Howard lives in Los Angeles, and runs two independent film companies, Melwood Pictures, and the Max Howard Consulting Group. Howard has been honoured with a Doctorate of Arts degree from Teesside University in the United Kingdom in recognition for his services to the animation industry. He is also the Chancellor of Middlesbrough Children's University.

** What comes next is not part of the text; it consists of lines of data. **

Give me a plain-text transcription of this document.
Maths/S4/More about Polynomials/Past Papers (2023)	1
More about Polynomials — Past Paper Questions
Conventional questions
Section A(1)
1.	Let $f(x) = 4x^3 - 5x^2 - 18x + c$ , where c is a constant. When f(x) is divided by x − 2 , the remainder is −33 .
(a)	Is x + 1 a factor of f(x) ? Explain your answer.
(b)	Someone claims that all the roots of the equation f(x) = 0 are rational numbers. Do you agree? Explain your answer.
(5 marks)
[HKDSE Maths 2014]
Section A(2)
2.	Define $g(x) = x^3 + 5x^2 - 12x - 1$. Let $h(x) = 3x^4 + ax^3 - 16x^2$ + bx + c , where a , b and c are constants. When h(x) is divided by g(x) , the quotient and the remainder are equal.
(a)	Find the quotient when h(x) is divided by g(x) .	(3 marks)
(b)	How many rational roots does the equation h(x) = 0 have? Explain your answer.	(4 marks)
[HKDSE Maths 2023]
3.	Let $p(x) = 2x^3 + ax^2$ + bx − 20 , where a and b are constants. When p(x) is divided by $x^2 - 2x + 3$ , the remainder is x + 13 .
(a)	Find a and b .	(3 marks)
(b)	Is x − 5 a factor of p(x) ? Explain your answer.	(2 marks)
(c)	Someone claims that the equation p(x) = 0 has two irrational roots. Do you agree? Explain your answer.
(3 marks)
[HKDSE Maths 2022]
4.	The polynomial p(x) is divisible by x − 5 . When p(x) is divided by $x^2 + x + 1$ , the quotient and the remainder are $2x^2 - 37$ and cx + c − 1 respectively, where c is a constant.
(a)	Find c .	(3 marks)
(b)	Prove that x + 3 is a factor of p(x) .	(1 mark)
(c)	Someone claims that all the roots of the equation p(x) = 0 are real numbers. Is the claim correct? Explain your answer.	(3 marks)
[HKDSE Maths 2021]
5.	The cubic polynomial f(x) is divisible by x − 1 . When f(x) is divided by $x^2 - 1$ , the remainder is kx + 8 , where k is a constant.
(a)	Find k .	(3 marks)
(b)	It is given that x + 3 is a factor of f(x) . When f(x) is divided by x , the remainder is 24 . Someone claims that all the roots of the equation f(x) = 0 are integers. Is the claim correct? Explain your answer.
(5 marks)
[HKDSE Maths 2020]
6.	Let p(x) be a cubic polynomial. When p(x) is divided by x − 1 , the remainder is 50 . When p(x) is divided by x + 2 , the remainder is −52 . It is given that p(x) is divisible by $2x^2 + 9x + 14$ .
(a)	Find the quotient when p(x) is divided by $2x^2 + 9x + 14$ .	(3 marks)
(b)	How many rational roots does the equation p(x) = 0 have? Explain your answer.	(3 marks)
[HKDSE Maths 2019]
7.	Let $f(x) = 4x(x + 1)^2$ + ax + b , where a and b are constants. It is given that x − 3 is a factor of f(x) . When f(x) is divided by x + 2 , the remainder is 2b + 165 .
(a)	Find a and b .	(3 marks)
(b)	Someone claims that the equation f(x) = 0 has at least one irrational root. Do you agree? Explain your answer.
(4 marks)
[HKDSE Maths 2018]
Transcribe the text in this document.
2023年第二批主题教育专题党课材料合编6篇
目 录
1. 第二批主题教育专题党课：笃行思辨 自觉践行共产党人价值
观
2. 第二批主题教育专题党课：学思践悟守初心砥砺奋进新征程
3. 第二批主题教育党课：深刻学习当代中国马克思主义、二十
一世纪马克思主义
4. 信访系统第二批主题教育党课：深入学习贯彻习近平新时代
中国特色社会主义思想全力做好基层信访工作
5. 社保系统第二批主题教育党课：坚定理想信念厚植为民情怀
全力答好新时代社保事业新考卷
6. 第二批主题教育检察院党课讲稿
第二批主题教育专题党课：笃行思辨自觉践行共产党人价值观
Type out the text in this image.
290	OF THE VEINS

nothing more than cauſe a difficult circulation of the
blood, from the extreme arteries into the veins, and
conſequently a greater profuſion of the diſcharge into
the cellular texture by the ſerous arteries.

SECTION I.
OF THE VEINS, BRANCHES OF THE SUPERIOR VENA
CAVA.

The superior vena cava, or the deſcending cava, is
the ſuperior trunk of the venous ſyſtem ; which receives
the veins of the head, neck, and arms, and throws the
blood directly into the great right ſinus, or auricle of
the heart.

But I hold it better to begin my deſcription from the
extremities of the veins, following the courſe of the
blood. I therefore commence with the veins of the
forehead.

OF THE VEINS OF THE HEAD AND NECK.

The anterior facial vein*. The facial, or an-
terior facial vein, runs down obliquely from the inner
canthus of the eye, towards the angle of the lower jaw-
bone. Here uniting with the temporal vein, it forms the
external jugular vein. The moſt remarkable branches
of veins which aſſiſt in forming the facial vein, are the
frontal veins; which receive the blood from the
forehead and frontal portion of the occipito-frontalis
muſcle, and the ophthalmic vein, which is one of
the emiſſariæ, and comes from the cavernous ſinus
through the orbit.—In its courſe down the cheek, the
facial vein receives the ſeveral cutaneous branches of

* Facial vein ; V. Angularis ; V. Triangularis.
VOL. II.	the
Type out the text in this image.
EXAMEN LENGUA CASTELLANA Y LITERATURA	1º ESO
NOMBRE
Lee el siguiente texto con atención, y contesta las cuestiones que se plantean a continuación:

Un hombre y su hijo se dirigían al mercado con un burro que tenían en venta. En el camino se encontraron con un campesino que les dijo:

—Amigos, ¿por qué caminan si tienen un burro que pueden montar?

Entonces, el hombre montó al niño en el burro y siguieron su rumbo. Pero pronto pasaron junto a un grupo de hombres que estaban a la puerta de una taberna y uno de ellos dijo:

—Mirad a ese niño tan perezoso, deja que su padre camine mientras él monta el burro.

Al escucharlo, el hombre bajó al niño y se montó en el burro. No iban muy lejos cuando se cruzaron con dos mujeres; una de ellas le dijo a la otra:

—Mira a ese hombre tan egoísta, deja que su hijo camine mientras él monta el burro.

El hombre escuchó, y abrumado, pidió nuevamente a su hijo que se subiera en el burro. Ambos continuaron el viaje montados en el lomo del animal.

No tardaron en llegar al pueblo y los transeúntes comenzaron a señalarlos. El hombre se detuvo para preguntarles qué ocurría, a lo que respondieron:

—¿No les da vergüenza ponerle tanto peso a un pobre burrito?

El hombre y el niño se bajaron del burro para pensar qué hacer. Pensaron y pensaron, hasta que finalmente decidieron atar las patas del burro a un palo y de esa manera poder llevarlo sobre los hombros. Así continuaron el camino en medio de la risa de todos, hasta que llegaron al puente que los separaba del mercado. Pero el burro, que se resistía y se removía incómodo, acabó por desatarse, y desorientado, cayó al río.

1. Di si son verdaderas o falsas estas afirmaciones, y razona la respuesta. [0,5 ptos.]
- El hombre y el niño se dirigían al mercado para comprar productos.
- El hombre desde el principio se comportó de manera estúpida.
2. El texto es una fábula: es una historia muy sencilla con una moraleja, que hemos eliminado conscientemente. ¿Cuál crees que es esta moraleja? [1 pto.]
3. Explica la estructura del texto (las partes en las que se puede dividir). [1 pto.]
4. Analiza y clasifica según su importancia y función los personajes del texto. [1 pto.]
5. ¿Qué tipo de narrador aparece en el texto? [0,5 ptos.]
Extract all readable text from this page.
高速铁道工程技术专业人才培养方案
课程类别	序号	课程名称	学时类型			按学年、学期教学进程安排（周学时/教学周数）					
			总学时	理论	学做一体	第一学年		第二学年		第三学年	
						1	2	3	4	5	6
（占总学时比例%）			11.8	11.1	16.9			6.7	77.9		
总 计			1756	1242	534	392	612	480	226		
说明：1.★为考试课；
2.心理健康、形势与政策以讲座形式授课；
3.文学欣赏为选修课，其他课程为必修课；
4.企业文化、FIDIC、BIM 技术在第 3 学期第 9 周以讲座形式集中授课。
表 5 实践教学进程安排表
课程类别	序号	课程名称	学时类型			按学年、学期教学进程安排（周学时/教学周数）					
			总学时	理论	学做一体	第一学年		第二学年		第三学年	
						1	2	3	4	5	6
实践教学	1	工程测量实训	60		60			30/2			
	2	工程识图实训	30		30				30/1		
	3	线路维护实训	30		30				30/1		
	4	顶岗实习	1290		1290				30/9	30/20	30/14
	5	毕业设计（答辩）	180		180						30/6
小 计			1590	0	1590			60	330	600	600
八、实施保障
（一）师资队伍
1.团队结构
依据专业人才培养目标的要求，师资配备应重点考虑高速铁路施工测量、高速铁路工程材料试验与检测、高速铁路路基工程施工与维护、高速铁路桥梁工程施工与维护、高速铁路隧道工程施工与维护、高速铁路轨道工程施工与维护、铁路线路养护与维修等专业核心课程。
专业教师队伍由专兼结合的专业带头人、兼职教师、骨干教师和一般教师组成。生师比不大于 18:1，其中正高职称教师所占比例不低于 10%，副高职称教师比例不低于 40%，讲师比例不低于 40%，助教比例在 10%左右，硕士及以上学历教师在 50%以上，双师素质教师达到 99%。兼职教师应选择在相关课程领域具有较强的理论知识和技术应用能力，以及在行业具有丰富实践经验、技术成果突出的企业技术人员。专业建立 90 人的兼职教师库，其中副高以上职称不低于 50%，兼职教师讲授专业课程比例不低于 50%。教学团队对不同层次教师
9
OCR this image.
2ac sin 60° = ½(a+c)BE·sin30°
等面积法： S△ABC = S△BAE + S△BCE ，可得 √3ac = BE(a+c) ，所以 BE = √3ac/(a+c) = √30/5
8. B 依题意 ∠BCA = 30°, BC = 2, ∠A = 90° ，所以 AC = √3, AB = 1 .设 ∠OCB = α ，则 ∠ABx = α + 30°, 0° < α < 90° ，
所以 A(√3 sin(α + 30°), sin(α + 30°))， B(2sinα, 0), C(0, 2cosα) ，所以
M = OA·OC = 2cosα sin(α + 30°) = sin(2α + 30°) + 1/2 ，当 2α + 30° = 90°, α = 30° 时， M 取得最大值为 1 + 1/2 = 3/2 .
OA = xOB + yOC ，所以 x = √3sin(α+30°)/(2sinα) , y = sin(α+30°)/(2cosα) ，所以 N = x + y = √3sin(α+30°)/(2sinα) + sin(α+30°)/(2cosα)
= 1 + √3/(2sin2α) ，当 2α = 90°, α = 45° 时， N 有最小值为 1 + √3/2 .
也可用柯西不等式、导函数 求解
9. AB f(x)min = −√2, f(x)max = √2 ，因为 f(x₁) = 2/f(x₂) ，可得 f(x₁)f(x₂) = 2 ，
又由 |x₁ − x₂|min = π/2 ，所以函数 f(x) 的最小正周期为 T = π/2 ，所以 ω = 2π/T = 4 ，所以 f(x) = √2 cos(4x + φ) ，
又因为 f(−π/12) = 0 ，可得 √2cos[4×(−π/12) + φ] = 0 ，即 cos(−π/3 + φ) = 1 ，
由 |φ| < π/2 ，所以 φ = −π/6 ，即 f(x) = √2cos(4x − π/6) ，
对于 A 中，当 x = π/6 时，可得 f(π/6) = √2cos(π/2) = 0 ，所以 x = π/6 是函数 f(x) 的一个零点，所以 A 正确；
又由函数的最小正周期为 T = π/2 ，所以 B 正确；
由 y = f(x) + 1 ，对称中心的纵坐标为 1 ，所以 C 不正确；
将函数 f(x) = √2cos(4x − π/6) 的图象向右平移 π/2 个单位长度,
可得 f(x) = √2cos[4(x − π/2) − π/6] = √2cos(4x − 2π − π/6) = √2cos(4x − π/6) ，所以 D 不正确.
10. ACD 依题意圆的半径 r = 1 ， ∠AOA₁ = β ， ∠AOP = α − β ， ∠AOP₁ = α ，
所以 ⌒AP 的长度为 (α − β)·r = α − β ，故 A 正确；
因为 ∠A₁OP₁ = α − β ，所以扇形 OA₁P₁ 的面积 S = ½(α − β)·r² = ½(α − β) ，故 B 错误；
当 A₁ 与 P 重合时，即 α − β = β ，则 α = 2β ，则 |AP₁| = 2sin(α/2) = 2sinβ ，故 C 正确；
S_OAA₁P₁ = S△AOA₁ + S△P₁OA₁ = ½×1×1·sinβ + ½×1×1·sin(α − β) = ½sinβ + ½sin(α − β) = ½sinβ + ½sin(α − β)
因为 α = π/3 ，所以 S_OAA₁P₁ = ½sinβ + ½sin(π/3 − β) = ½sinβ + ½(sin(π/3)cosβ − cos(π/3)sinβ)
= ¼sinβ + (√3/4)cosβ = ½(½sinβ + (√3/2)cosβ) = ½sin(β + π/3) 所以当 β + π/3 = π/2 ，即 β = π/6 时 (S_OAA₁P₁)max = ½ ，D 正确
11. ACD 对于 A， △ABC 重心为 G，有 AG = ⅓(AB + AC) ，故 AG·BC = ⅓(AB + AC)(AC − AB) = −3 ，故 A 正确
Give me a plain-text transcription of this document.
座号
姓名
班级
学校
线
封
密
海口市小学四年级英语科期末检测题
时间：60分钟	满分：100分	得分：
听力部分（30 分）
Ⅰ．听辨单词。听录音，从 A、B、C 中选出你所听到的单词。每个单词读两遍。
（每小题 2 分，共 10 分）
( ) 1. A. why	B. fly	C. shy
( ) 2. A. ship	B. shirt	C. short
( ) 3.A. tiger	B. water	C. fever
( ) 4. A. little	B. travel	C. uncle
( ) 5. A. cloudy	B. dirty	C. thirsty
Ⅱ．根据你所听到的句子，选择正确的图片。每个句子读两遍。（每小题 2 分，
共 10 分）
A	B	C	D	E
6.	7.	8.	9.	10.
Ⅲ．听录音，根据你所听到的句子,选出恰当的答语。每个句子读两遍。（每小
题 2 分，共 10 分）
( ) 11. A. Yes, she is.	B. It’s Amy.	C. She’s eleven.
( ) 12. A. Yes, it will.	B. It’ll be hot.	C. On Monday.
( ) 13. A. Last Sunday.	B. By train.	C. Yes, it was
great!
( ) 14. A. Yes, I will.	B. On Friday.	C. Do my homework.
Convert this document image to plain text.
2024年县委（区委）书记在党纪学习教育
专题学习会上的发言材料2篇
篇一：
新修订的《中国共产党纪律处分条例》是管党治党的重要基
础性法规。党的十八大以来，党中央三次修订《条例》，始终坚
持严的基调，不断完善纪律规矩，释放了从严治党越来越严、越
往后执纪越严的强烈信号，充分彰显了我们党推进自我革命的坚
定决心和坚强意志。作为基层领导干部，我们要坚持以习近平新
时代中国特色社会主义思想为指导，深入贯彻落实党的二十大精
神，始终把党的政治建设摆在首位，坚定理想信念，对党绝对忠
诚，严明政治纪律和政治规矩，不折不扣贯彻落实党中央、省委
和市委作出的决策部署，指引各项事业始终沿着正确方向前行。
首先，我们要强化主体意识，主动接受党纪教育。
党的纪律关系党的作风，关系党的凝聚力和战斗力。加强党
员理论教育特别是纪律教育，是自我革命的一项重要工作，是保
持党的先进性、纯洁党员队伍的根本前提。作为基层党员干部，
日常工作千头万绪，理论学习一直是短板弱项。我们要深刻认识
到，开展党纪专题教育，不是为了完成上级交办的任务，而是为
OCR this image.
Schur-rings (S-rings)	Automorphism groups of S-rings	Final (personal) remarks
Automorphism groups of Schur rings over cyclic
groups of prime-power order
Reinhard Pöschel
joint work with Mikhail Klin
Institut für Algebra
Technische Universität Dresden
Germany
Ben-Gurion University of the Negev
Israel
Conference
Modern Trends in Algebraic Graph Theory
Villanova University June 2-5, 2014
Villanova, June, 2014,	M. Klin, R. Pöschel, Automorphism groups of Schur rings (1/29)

In 2015, Howard started working In China on a regular basis for the DeTao Group, where he runs Melwood Pictures at DeTao, and is developing features based on Chinese content.

==Filmography==
- 1988 - Who Framed Roger Rabbit - Animation Administrator
- 1989 - The Little Mermaid - Studio Executive
- 1990 - The Rescuers Down Under - Studio Executive
- 1991 - Beauty and the Beast - Studio Executive
- 1992 - Aladdin - Studio Executive
- 1994 - The Lion King - Studio Executive
- 1995 - Pocahontas - Studio Executive
- 1996 - Space Jam - Studio Executive
- 1998 - Quest For Camelot - Studio Executive
- 1999 - The Iron Giant - Studio Executive
- 2002 - Spirit: Stallion of the Cimarron - Executive producer
- 2008 - Igor - Producer
- 2013 - Saving Santa - Executive producer
- 2014 - The Hero of Color City - Producer
- 2017 - Bunyan and Babe - Producer

==Awards==
In 1998, he received a Certificate of Merit at the Annie Awards in Los Angeles.